For most audiences going to the theatre means being told a story. Not only is Andrew Bovell’s Things I Know to Be True a moving, detailed and hopeful story but Castle Hill Players’ production of this beautiful play brings a lovingly crafted and meticulously constructed work to their stage. It’s rare for me to love a theatre experience where people around me whisper, however for this production that engagement with the story and characters in other audience members just gave me a beaming smile. Other people in the dark bursting to say how much they loved what they were experiencing.

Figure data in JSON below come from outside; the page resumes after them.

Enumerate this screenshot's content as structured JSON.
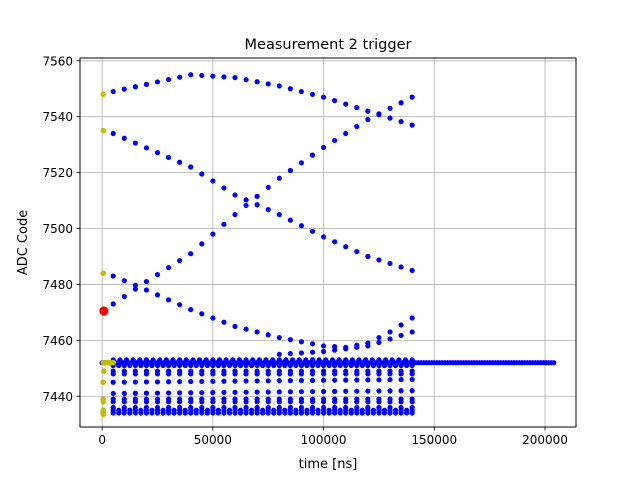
{
  "chart_data": {
    "type": "scatter",
    "title": "Measurement 2 trigger",
    "xlabel": "time [ns]",
    "ylabel": "ADC Code",
    "xlim": [
      -10000,
      214000
    ],
    "ylim": [
      7429,
      7561
    ],
    "xticks": [
      0,
      50000,
      100000,
      150000,
      200000
    ],
    "yticks": [
      7440,
      7460,
      7480,
      7500,
      7520,
      7540,
      7560
    ],
    "grid": true,
    "colors": {
      "main": "#0000ff",
      "aux": "#bfbf00",
      "marker": "#ff0000"
    },
    "series": [
      {
        "color": "#0000ff",
        "curves": [
          {
            "x_start": 5000,
            "x_end": 140000,
            "step": 5000,
            "points": [
              [
                5000,
                7549
              ],
              [
                40000,
                7555
              ],
              [
                60000,
                7554
              ],
              [
                80000,
                7551
              ],
              [
                100000,
                7547
              ],
              [
                120000,
                7542
              ],
              [
                140000,
                7537
              ]
            ]
          },
          {
            "x_start": 5000,
            "x_end": 140000,
            "step": 5000,
            "points": [
              [
                5000,
                7534
              ],
              [
                40000,
                7522
              ],
              [
                60000,
                7512
              ],
              [
                80000,
                7505
              ],
              [
                100000,
                7497
              ],
              [
                120000,
                7490
              ],
              [
                140000,
                7485
              ]
            ]
          },
          {
            "x_start": 5000,
            "x_end": 140000,
            "step": 5000,
            "points": [
              [
                5000,
                7473
              ],
              [
                20000,
                7481
              ],
              [
                40000,
                7491
              ],
              [
                60000,
                7505
              ],
              [
                80000,
                7518
              ],
              [
                100000,
                7529
              ],
              [
                120000,
                7539
              ],
              [
                140000,
                7547
              ]
            ]
          },
          {
            "x_start": 5000,
            "x_end": 140000,
            "step": 5000,
            "points": [
              [
                5000,
                7483
              ],
              [
                20000,
                7478
              ],
              [
                40000,
                7471
              ],
              [
                60000,
                7465
              ],
              [
                80000,
                7461
              ],
              [
                100000,
                7458
              ],
              [
                110000,
                7457.5
              ],
              [
                120000,
                7459
              ],
              [
                130000,
                7463
              ],
              [
                140000,
                7468
              ]
            ]
          },
          {
            "x_start": 80000,
            "x_end": 140000,
            "step": 5000,
            "points": [
              [
                80000,
                7455
              ],
              [
                100000,
                7456
              ],
              [
                120000,
                7458
              ],
              [
                140000,
                7463
              ]
            ]
          },
          {
            "x_start": 0,
            "x_end": 204000,
            "step": 1200,
            "points": [
              [
                0,
                7452
              ],
              [
                204000,
                7452
              ]
            ]
          },
          {
            "x_start": 5000,
            "x_end": 140000,
            "step": 2500,
            "points": [
              [
                5000,
                7451
              ],
              [
                140000,
                7451
              ]
            ]
          },
          {
            "x_start": 5000,
            "x_end": 140000,
            "step": 3000,
            "points": [
              [
                5000,
                7453
              ],
              [
                140000,
                7453
              ]
            ]
          },
          {
            "x_start": 5000,
            "x_end": 140000,
            "step": 5000,
            "points": [
              [
                5000,
                7449
              ],
              [
                140000,
                7449
              ]
            ]
          },
          {
            "x_start": 5000,
            "x_end": 140000,
            "step": 5000,
            "points": [
              [
                5000,
                7448
              ],
              [
                140000,
                7448
              ]
            ]
          },
          {
            "x_start": 5000,
            "x_end": 140000,
            "step": 5000,
            "points": [
              [
                5000,
                7445
              ],
              [
                140000,
                7446
              ]
            ]
          },
          {
            "x_start": 5000,
            "x_end": 140000,
            "step": 5000,
            "points": [
              [
                5000,
                7441
              ],
              [
                140000,
                7442
              ]
            ]
          },
          {
            "x_start": 5000,
            "x_end": 140000,
            "step": 5000,
            "points": [
              [
                5000,
                7439
              ],
              [
                140000,
                7439
              ]
            ]
          },
          {
            "x_start": 5000,
            "x_end": 140000,
            "step": 5000,
            "points": [
              [
                5000,
                7438
              ],
              [
                140000,
                7438
              ]
            ]
          },
          {
            "x_start": 5000,
            "x_end": 140000,
            "step": 5000,
            "points": [
              [
                5000,
                7436
              ],
              [
                140000,
                7436
              ]
            ]
          },
          {
            "x_start": 5000,
            "x_end": 140000,
            "step": 2500,
            "points": [
              [
                5000,
                7435
              ],
              [
                140000,
                7435
              ]
            ]
          },
          {
            "x_start": 5000,
            "x_end": 140000,
            "step": 2500,
            "points": [
              [
                5000,
                7434
              ],
              [
                140000,
                7434
              ]
            ]
          }
        ]
      },
      {
        "color": "#bfbf00",
        "points": [
          [
            500,
            7548
          ],
          [
            500,
            7535
          ],
          [
            500,
            7484
          ],
          [
            500,
            7452
          ],
          [
            800,
            7449
          ],
          [
            500,
            7445
          ],
          [
            500,
            7439
          ],
          [
            500,
            7438
          ],
          [
            500,
            7435
          ],
          [
            500,
            7434
          ],
          [
            500,
            7433.5
          ],
          [
            2000,
            7452
          ],
          [
            3000,
            7452
          ],
          [
            4000,
            7452
          ],
          [
            5000,
            7452
          ]
        ]
      },
      {
        "color": "#ff0000",
        "points": [
          [
            800,
            7470.5
          ]
        ]
      }
    ]
  }
}
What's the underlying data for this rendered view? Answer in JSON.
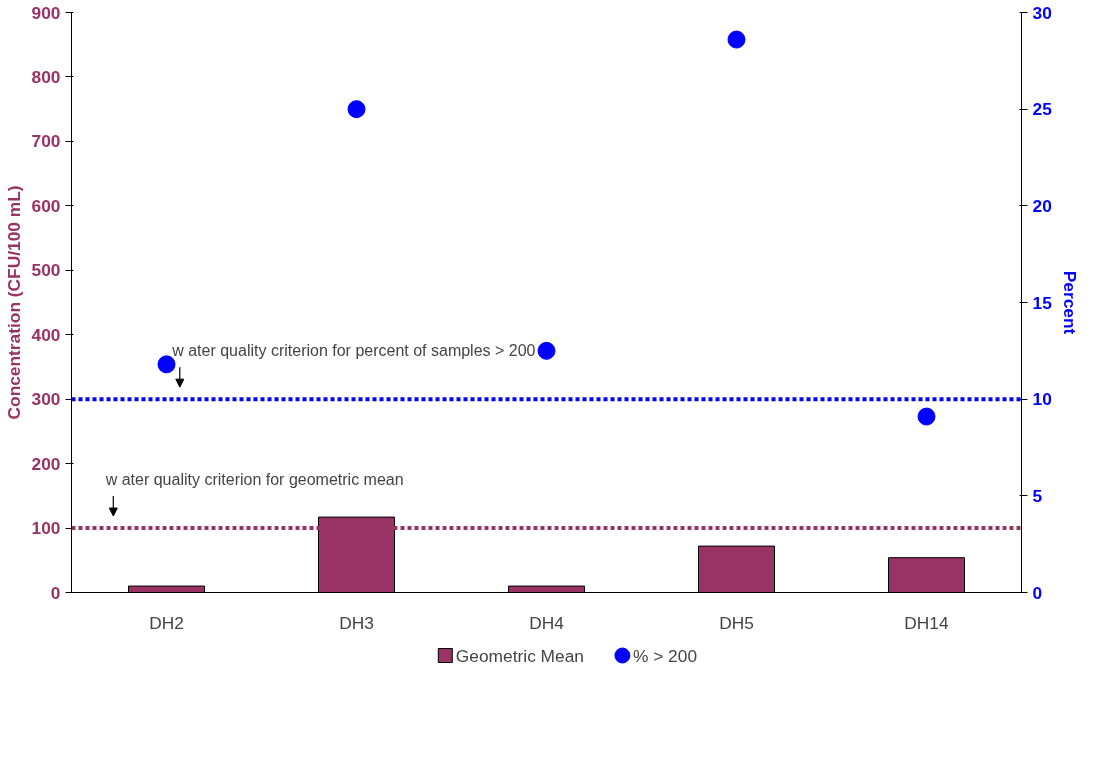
{
  "chart_data": {
    "type": "bar",
    "categories": [
      "DH2",
      "DH3",
      "DH4",
      "DH5",
      "DH14"
    ],
    "ylabel": "Concentration (CFU/100 mL)",
    "y2label": "Percent",
    "ylim": [
      0,
      900
    ],
    "yticks": [
      0,
      100,
      200,
      300,
      400,
      500,
      600,
      700,
      800,
      900
    ],
    "y2lim": [
      0,
      30
    ],
    "y2ticks": [
      0,
      5,
      10,
      15,
      20,
      25,
      30
    ],
    "series": [
      {
        "name": "Geometric Mean",
        "color": "#993366",
        "values": [
          10,
          117,
          10,
          72,
          54
        ]
      },
      {
        "name": "% > 200",
        "type": "scatter",
        "axis": "y2",
        "color": "#0000ff",
        "marker": "circle",
        "values": [
          11.8,
          25.0,
          12.5,
          28.6,
          9.1
        ]
      }
    ],
    "ref_lines": [
      {
        "axis": "y",
        "value": 100,
        "label": "w ater quality criterion for geometric mean",
        "color": "#993366",
        "line_style": "dotted"
      },
      {
        "axis": "y2",
        "value": 10,
        "label": "w ater quality criterion for percent of samples > 200",
        "color": "#0000ff",
        "line_style": "dotted"
      }
    ],
    "legend": "bottom",
    "grid": false
  }
}
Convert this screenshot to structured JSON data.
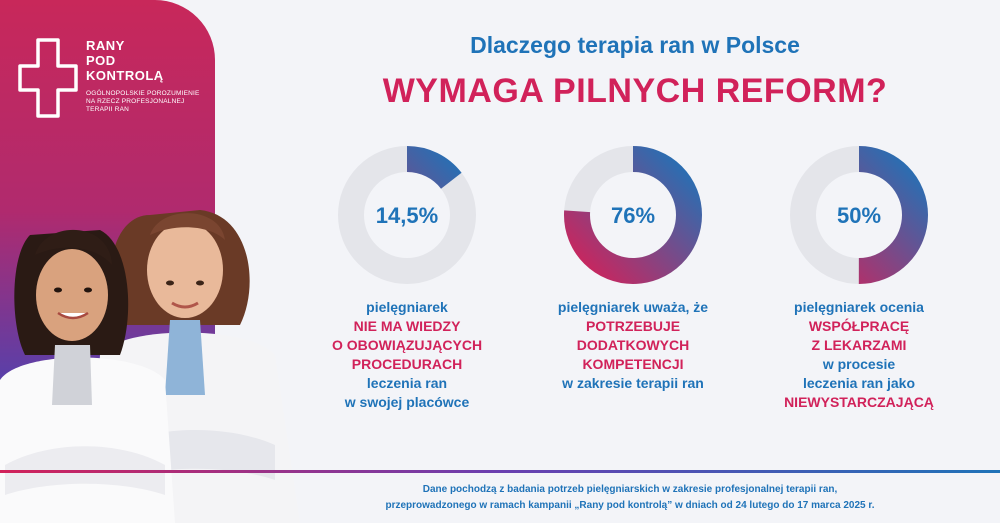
{
  "logo": {
    "title_lines": [
      "RANY",
      "POD",
      "KONTROLĄ"
    ],
    "subtitle_lines": [
      "OGÓLNOPOLSKIE POROZUMIENIE",
      "NA RZECZ PROFESJONALNEJ",
      "TERAPII RAN"
    ]
  },
  "heading": {
    "line1": "Dlaczego terapia ran w Polsce",
    "line2": "WYMAGA PILNYCH REFORM?"
  },
  "stats": [
    {
      "value_label": "14,5%",
      "value": 14.5,
      "text": [
        {
          "t": "pielęgniarek",
          "c": "blue"
        },
        {
          "t": "NIE MA WIEDZY",
          "c": "pink"
        },
        {
          "t": "O OBOWIĄZUJĄCYCH",
          "c": "pink"
        },
        {
          "t": "PROCEDURACH",
          "c": "pink"
        },
        {
          "t": "leczenia ran",
          "c": "blue"
        },
        {
          "t": "w swojej placówce",
          "c": "blue"
        }
      ]
    },
    {
      "value_label": "76%",
      "value": 76,
      "text": [
        {
          "t": "pielęgniarek uważa, że",
          "c": "blue"
        },
        {
          "t": "POTRZEBUJE",
          "c": "pink"
        },
        {
          "t": "DODATKOWYCH",
          "c": "pink"
        },
        {
          "t": "KOMPETENCJI",
          "c": "pink"
        },
        {
          "t": "w zakresie terapii ran",
          "c": "blue"
        }
      ]
    },
    {
      "value_label": "50%",
      "value": 50,
      "text": [
        {
          "t": "pielęgniarek ocenia",
          "c": "blue"
        },
        {
          "t": "WSPÓŁPRACĘ",
          "c": "pink"
        },
        {
          "t": "Z LEKARZAMI",
          "c": "pink"
        },
        {
          "t": "w procesie",
          "c": "blue"
        },
        {
          "t": "leczenia ran jako",
          "c": "blue"
        },
        {
          "t": "NIEWYSTARCZAJĄCĄ",
          "c": "pink"
        }
      ]
    }
  ],
  "footnote": {
    "line1": "Dane pochodzą z badania potrzeb pielęgniarskich w zakresie profesjonalnej terapii ran,",
    "line2": "przeprowadzonego w ramach kampanii „Rany pod kontrolą” w dniach od 24 lutego do 17 marca 2025 r."
  },
  "colors": {
    "blue": "#1f73b8",
    "pink": "#d1225a",
    "track": "#e4e5ea"
  }
}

I know the story, you see. It’s a play I am very familiar with and that’s why part of the joy is knowing that others are also falling in love with, and worrying for, the Price family. Dad Bob (Stephen Snars) Mum Fran (Annette van Roden) have four adult children. The youngest is Rosie (Kate Jirelle) and it is she who we meet first. A way away from Halett Cove just south Adelaide, her European trip of discovery is not as she hoped and she’s missing the coast and her family as she speaks to us directly. We will also hear solo from Pippa (Vivienne Rodda) who works in education policy, Ben a businessman (Ben Freeman) and Mark (Adam Garden) who seems rather lost. It’s Mark and Rosie who are closest among the siblings.
Director Carol Wimmer has carefully created the emotional topography of this play, knowing with absolute clarity that the success of Things I Know to Be True relies on the audience’s appreciation and involvement with the children – audiences understand the many shades of Fran and Bob through their kids’ monologues. Each of the parents is something different to each sibling. Snars is expert at allowing Bob to listen more than act and he has an excellent command of the inappropriate things Bob does, the audience isn’t offended or angry with him. Just as forbearing as any long-time spouse, really. Van Roden foregrounds Fran’s tough nut side, hands in pockets and irritation perceptible but entirely a formidable team with Bob when required. The softer elements of Fran are the audiences’ to find in the superb script and assured direction from Wimmer who successfully puts on the stage both the family chaos and also the wee moments of sharing.
In that first important monologue Jirelle captures a watcher’s heart with the vicarious charm of love remembered. Jirelle is warm and funny and complicated, as is Garden’s Mark. He’s not as open with us until he chooses but Garden, like Snars, never disappears or behaves unnaturally quiet. His watchfulness is alert and loving in a moving performance. Definitely not a retiring child, Rodda gives us a Pippa who has to fight for her place in this suburban backyard. This is a performance which captures a yearning that is so clear and understandable to the audience. Cleverly Rodda never tells us her great secret we learn vicariously. Ben however is strung sky high and ready to explode with what’s going on for him. Freeman does containment so well, his work when that fails for Ben, is equally emotionally satisfying.
This fabulous set is completely recognisable and, vital to the themes, relatable. ‘The backyard is the world’ so it has to be. And it’s also very, very sturdy and settled. As the Prices are … they all come home and Bob has big dreams for the grandkids! The audio is chosen with care as an occasional car passes by in one of the upstage speakers or distant birds come close and wheel away. The evocative original music matches mood to text with precision. Wimmer knows when not to touch on the comic, and in a splendid example, wisely trusts Rodda enough to stand her still, allowing the light piano music to respond and presage her heartbeat. Both the design and the original music just lovely. Joshua McNulty (composer) and Bernard Teuben (Sound Design). Same with the lighting which incrementally draws a watcher into and out of the solo speeches with colour, intensity and movement. There is some excellent cueing from the operators too.
All in all Things I Know to Be True is a show perfectly pitched to give each audience member a theatre experience which combines the play’s familiar territory with a story of unguessed surprises. If you know the play or are, like me, an inveterate interval eavesdropper, the sharing of our love of the Price family may be the best bit.